Being more content - meaning there is a type of a meaning-feeling, also helping deeper emotional balance (similar to when being unloaded, balanced and so more with the deities positively, being-positive feelings), and the happiness then gets at least a possibility of being on the surface also. The extra good is that I feel good about that/those (the weather, Italian, and even Italy for a couple of more or less related reasons to those two main things) in Finland already and if staying here to/till/at death, it will more or less be with (the) x-me (and maybe deeper) all the way. My problems are mostly outer related but they too connect to feelings, in a major way, and I need to manage them, and as unloading, I am dealing some more with emotions. When out of the supports (balance, emotional, meaning, action) one has more or less meaninglessness and emotional problems (less [positive] life). The better the things outside, the better well being one will have and feel, but till then one needs to deal with the outer problems with thinking, actions, emotional management, protection.

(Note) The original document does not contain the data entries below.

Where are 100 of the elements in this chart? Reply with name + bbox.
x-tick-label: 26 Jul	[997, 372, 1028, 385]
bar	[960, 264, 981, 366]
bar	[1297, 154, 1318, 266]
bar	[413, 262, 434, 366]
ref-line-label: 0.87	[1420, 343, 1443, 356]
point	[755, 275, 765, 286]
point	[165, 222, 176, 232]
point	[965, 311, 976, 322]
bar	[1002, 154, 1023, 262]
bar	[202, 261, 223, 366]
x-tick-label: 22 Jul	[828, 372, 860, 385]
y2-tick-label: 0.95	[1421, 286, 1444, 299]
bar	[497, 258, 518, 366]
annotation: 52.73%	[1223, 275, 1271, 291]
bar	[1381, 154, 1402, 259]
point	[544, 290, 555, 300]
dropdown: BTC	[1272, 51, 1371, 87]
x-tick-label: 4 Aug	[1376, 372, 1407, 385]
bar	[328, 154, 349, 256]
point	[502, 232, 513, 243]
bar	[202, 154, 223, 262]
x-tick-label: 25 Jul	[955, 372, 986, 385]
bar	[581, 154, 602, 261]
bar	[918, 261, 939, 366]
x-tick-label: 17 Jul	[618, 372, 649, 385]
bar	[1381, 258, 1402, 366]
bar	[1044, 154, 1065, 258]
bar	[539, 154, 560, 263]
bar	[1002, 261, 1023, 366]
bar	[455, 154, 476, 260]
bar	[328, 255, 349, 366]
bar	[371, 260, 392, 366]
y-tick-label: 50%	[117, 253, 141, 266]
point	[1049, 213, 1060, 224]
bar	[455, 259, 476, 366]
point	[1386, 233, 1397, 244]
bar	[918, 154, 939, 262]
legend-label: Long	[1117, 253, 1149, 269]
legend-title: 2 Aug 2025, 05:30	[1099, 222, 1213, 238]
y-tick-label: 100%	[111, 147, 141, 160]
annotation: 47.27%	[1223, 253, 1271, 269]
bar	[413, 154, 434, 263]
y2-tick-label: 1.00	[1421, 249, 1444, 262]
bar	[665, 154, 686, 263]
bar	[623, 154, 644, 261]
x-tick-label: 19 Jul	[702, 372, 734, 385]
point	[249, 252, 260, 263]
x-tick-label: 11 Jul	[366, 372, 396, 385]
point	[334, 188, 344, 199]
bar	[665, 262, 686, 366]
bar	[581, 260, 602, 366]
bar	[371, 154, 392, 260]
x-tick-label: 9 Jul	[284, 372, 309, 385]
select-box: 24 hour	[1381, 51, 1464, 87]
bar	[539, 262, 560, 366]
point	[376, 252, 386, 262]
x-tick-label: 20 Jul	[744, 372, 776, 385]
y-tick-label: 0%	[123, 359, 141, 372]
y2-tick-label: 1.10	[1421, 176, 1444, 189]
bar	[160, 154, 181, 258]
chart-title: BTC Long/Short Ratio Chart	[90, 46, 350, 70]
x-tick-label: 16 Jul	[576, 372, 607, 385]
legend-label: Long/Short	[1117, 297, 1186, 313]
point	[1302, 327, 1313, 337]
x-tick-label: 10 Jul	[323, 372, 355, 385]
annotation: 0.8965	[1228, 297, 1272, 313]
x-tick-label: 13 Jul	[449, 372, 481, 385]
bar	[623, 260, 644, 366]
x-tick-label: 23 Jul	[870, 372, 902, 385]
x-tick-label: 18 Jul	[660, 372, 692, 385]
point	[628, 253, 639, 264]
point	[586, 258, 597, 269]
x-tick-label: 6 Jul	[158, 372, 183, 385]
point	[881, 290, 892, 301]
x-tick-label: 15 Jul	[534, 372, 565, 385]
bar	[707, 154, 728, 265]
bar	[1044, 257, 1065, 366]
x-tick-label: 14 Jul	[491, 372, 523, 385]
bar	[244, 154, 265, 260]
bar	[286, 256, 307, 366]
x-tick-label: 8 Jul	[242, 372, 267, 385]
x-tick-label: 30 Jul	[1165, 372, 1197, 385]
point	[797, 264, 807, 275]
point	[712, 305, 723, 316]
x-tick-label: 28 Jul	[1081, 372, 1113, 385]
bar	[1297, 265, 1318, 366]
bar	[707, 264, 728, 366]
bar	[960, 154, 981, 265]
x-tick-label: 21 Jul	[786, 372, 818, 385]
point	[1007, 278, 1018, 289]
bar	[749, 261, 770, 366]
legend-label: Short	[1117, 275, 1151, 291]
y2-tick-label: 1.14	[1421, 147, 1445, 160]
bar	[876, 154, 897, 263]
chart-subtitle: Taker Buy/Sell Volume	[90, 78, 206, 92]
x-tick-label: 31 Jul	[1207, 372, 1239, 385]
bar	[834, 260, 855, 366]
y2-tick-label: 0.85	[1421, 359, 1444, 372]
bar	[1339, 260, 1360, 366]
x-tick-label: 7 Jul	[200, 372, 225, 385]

60M is plenty and Italian is close English. The UK winter (1/3a) is dark (1-2h vs. 4h in Italy) and colder (no major downtime of weather in Italy, though not that in numbers the winter is all different but I see/experience the difference in C and as sunshine, and sunlight, much because of February (the latter half, or a bit earlier) in Finland that has more light and sunshine, as well as I know pretty well what those Cs are, for me at least, balance/energy and facts related), there is a top (double) summer compared to the UK (though one possibly can take holidays, possibly not, or won't), there are no other options on this planet for me until born with English, so it's Italy only, in a distant future, though it even likely isn't on the list from India (etc.) but staying there if it's okay, and if need to move from India, English is then more likely the one that picks the place, being the common language in India, at least till they replace it with Hindi, though it might not happen, but some 40% of people there already speak/born with it, and the language one is born in India with isn't high as English, though it likely will stay as compulsory, as maybe Hindi, and is compulsory with higher education (and it seems many take private schools in India where the language is alternatively English or Hindi). Maybe India will split into separate countries, that it though next to already is, and likely likes to stay that way. A possibly/likely compulsory Hindi adds an additional compulsory language to non-Hindi states.